Quando scendevamo, i militari si mettevano in cerchio, io in mezzo, protetta. Con me il fotografo che scattò anche questa foto, qualche volta altre autorità. Visitammo una scuola, una clinica dove si curava la leishmaniosi che aggrediva la pelle di adulti e bambini, un piccolo villaggio. Tutte aree protette dai soldati italiani. Nella scuola c'erano anche le bambine. 

Solo un giorno uscii "da civile". Con l'aiuto dell'ambasciatore, mi fu indicato un autista afghano fidato. Indossai il burqa. Usammo una sgangherata auto locale. Camminai con lui nelle viette del bazaar, vedevo attraverso la rete del burqa, tenevo d'occhio i suoi piedi per essere sicura di essergli sempre accanto. Cercavo di osservare quel che avevo intorno, le bancarelle, le altre donne velate, i palazzi con i segni stratificati di una guerra dopo l'altra. Cominciai a capire di non sapere nulla.
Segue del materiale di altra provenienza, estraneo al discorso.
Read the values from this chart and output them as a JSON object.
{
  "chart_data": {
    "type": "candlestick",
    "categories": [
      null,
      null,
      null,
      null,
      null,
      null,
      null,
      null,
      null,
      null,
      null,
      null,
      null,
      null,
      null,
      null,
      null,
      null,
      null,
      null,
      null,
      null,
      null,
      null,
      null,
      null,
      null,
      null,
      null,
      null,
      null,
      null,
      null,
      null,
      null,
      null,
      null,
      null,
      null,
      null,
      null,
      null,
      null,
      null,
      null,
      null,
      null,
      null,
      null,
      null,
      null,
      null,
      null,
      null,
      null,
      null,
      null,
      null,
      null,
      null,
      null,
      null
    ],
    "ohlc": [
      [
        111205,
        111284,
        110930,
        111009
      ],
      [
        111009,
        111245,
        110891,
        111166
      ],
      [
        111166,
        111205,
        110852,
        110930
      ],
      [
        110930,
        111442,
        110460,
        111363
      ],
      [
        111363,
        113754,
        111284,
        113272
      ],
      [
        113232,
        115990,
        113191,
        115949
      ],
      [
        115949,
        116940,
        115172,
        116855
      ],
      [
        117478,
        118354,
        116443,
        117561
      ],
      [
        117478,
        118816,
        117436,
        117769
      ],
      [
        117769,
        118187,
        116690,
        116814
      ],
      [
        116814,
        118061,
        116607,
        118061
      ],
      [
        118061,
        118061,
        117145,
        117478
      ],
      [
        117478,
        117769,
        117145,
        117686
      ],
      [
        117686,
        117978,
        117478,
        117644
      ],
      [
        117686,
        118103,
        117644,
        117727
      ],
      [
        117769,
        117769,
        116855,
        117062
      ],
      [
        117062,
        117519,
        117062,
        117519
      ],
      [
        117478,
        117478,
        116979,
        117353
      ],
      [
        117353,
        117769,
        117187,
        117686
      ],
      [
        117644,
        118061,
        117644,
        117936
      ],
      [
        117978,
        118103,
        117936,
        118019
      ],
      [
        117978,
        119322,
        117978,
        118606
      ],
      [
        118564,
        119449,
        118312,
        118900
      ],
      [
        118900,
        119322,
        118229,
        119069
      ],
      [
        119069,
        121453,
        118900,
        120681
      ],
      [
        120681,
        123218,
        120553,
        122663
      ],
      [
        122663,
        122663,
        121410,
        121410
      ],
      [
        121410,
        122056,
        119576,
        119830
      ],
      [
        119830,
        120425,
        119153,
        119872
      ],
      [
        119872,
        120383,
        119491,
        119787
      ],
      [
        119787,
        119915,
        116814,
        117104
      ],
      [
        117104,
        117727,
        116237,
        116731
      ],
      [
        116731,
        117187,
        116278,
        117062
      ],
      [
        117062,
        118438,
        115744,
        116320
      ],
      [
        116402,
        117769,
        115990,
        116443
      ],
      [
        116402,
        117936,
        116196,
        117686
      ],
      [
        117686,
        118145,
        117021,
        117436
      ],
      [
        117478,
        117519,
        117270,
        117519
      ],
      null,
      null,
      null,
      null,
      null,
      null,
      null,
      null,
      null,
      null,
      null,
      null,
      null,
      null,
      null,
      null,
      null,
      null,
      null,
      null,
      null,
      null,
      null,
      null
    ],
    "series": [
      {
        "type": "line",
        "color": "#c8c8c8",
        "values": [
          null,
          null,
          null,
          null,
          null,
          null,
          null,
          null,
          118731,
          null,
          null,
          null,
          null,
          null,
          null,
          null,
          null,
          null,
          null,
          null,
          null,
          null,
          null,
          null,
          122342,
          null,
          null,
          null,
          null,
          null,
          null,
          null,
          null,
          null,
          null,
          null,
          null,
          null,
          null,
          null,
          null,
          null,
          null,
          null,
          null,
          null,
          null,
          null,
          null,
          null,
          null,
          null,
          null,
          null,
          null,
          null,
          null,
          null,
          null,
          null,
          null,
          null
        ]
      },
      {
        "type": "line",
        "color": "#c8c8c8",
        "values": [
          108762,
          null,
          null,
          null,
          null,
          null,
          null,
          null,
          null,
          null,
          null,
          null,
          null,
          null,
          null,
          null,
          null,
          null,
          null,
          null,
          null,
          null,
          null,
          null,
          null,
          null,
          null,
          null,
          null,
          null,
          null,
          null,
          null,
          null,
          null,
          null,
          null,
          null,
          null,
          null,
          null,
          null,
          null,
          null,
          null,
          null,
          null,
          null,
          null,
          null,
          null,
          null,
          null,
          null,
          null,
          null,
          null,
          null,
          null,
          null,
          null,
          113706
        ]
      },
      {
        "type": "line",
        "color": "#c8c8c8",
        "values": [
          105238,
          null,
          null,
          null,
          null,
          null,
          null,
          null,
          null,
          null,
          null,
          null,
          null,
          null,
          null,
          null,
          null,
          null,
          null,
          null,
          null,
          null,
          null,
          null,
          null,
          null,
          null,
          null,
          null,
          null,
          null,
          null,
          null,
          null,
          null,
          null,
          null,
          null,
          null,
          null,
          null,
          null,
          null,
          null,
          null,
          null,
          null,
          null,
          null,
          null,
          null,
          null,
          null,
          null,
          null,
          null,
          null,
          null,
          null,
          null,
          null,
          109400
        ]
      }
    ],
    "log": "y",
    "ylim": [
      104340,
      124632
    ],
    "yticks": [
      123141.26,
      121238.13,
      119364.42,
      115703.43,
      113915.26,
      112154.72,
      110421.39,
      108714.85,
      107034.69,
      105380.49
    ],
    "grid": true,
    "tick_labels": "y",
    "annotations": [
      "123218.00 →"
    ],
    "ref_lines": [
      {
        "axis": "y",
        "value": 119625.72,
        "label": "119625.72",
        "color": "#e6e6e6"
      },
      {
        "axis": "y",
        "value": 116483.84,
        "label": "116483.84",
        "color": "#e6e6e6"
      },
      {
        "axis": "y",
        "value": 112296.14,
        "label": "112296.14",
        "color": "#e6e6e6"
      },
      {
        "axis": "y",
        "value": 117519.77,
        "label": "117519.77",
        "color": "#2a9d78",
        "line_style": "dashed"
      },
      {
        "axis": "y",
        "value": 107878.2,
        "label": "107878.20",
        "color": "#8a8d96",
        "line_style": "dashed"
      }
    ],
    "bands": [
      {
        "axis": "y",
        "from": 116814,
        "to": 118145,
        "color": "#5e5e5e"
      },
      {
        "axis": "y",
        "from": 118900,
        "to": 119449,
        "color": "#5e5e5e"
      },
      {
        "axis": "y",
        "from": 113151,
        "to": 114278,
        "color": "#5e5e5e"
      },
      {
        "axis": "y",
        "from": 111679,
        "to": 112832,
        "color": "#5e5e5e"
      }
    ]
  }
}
Quando giravo con la squadra CIMIC (Cooperazione civile militare), i militari mi dicevano che in realtà non c'erano fondi per fare iniziative concrete di cooperazione, o arrivavano a singhiozzo. Impossibile programmare attività. Senza contare che una volta stabilita una relazione di fiducia con i capi villaggio, i docenti, i medici locali, persino con il personale delle Ong internazionali, il contingente ripartiva e arrivava un altro battaglione, un'altra ondata di ragazzi italiani che dell'Afghanistan e delle sue tradizioni sapevano poco o niente. E si ricominciava tutto da capo.
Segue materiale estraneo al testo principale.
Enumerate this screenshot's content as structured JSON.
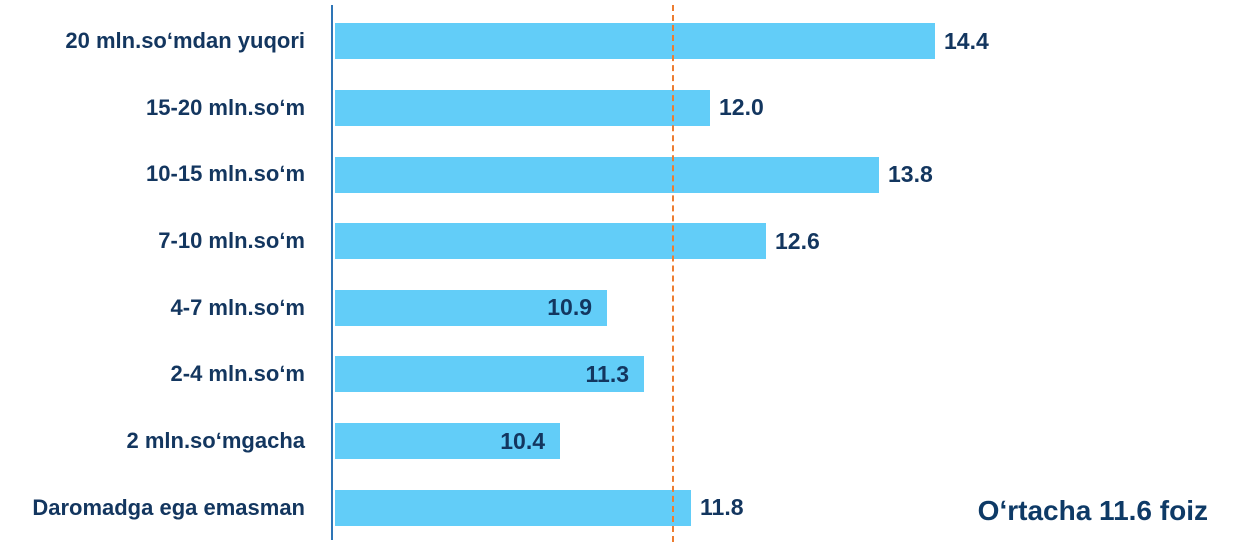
{
  "chart_data": {
    "type": "bar",
    "orientation": "horizontal",
    "categories": [
      "20 mln.soʻmdan yuqori",
      "15-20 mln.soʻm",
      "10-15 mln.soʻm",
      "7-10 mln.soʻm",
      "4-7 mln.soʻm",
      "2-4 mln.soʻm",
      "2 mln.soʻmgacha",
      "Daromadga ega emasman"
    ],
    "values": [
      14.4,
      12.0,
      13.8,
      12.6,
      10.9,
      11.3,
      10.4,
      11.8
    ],
    "value_labels": [
      "14.4",
      "12.0",
      "13.8",
      "12.6",
      "10.9",
      "11.3",
      "10.4",
      "11.8"
    ],
    "value_label_positions": [
      "outside",
      "outside",
      "outside",
      "outside",
      "inside",
      "inside",
      "inside",
      "outside"
    ],
    "xlim": [
      8,
      15
    ],
    "grid": false,
    "legend": false,
    "average_line": {
      "value": 11.6,
      "label": "Oʻrtacha 11.6 foiz",
      "style": "dashed"
    },
    "colors": {
      "bar": "#62CDF8",
      "text": "#13365F",
      "annotation_text": "#0E3A66",
      "axis": "#2E75B6",
      "average_line": "#ED7D31"
    }
  }
}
Con alcuni soldati di esercito e carabinieri diventammo amici, con alcuni di loro sono ancora in contatto. Bravissime persone, ottime intenzioni. Anche per questo, contando sul fatto che loro sarebbero rimasti in missione ancora qualche mese, appena tornata in Italia organizzai una piccola raccolta fondi, spedii a loro il denaro e in poco tempo fu costruito un pozzo nel villaggio che avevo visitato. 
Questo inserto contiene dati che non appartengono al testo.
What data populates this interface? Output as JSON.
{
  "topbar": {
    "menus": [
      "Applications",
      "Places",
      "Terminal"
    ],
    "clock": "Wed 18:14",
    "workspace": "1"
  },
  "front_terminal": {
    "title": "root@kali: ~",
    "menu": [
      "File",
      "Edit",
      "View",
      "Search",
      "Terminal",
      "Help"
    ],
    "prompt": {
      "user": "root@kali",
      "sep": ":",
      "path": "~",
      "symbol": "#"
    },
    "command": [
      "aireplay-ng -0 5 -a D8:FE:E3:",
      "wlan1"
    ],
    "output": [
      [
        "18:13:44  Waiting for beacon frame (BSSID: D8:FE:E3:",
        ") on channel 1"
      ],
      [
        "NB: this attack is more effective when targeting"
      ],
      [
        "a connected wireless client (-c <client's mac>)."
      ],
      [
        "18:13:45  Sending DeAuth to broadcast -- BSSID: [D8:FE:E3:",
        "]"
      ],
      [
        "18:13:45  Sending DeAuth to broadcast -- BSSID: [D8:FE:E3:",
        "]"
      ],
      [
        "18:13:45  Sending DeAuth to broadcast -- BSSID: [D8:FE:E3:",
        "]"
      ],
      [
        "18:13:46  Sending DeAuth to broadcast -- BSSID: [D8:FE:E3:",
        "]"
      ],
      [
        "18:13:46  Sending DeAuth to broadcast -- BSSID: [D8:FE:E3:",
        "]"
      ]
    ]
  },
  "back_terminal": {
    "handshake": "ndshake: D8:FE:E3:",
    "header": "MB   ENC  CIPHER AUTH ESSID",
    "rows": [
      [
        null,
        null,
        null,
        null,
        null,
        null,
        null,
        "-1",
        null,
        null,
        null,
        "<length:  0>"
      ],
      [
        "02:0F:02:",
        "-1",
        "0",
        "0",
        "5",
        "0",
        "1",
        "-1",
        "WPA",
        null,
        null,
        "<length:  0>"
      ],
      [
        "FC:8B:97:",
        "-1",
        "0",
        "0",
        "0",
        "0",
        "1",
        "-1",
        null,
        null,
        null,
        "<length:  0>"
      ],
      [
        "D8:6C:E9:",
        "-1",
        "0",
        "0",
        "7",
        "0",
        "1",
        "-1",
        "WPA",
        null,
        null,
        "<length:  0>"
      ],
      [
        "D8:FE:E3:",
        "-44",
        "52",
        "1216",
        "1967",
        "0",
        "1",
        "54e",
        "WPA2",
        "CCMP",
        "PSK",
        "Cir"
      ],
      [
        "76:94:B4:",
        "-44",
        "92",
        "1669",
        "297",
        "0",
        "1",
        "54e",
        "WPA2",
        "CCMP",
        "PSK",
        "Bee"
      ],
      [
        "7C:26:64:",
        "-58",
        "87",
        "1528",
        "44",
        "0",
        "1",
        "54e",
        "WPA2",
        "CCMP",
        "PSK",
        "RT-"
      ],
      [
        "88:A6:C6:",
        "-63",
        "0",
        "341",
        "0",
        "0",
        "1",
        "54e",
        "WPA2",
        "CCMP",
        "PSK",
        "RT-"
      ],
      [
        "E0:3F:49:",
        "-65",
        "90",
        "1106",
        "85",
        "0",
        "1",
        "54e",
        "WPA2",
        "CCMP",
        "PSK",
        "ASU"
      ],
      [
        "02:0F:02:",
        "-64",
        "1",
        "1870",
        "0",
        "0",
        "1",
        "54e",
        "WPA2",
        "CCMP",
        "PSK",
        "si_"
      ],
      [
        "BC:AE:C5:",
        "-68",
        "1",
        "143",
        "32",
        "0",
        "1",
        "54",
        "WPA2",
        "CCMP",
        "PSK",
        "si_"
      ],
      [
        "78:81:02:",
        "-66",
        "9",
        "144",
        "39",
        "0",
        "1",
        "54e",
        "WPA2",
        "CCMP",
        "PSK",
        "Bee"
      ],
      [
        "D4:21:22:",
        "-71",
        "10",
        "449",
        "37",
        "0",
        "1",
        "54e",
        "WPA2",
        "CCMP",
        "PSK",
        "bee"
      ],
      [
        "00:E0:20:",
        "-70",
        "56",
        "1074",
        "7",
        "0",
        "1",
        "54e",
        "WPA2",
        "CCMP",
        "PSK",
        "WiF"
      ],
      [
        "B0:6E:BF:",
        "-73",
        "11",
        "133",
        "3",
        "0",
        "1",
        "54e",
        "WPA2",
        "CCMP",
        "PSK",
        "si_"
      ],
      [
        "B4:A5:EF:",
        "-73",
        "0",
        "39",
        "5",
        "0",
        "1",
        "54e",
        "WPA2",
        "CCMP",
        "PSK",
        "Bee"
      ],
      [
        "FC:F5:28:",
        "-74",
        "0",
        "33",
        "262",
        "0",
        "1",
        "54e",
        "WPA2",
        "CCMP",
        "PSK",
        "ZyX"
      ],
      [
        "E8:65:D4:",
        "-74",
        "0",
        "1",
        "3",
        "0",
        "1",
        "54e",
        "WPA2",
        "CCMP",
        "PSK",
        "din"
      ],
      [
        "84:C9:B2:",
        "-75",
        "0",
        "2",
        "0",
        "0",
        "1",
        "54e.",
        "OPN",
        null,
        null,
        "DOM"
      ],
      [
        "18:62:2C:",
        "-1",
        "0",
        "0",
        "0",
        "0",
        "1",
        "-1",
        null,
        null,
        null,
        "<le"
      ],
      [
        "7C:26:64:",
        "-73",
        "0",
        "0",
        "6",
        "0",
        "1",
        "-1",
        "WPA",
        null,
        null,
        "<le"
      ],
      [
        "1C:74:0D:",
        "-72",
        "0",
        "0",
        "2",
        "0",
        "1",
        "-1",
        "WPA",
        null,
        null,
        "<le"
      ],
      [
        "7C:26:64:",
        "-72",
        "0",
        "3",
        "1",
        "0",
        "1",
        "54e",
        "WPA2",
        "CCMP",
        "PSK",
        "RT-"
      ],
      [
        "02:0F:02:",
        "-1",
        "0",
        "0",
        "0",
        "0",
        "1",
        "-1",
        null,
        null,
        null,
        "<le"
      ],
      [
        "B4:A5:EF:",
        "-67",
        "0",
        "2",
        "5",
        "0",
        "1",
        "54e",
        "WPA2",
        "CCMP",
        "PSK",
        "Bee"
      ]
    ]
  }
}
“C’eravamo anche noi a fare certe promesse”, scrive oggi Paolo Giordano sul Corriere della Sera https://www.corriere.it/.../nostre-false-promesse-futuro...

Sì, c'eravamo anche noi, non solo gli americani, a promettere ai ragazze e ragazzi afghani degli anni 2000 di poter bere acqua pulita, di poter studiare, di non dover indossare un burqa, di scegliere chi sposare, di vivere dignitosamente, di potersi impegnare con l’obiettivo di avere un lavoro, di poter viaggiare e confrontarsi nel mondo. 

A promettere un Paese pacificato dove il futuro non impone ai ragazzini di imbracciare un Kalashnikov. Dove non sia scontata la vista di oppositori impiccati ai pali della luce, donne lapidate nello stadio della città, mani tagliate.

In vent'anni, avremmo potuto insegnare a quei bambini a crescere adulti di pace e non a saper usare fucili. Avremmo potuto addestrare più medici, architetti, insegnanti, che soldati. Abbiamo affiancato una intera generazione!

C’eravamo anche noi a fare quelle promesse.

E oggi il minimo che possiamo fare è accogliere chiunque scelga di rinunciare alle proprie radici, di separarsi da persone che ama, di rischiare la vita per superare il confine. Chiunque si metta in gioco con coraggio per conquistare quella visione che gli abbiamo trasmesso, chiunque stia cercando di lasciare l’Afghanistan tradito.

C’eravamo anche noi a fare certe promesse. E seppure quelle promesse non siamo stati capaci di mantenerle, possiamo onorarle.

Sì ai corridoi umanitari, urgenti. Si ai visti da rifugiati. Sì all’accoglienza. 

Al primo visto negato, al primo rimpatrio di un afghano, i talebani avranno vinto a casa nostra. Perché avremmo definitivamente perso noi stessi i valori che abbiamo cercato di esportare con venti anni di missione militare.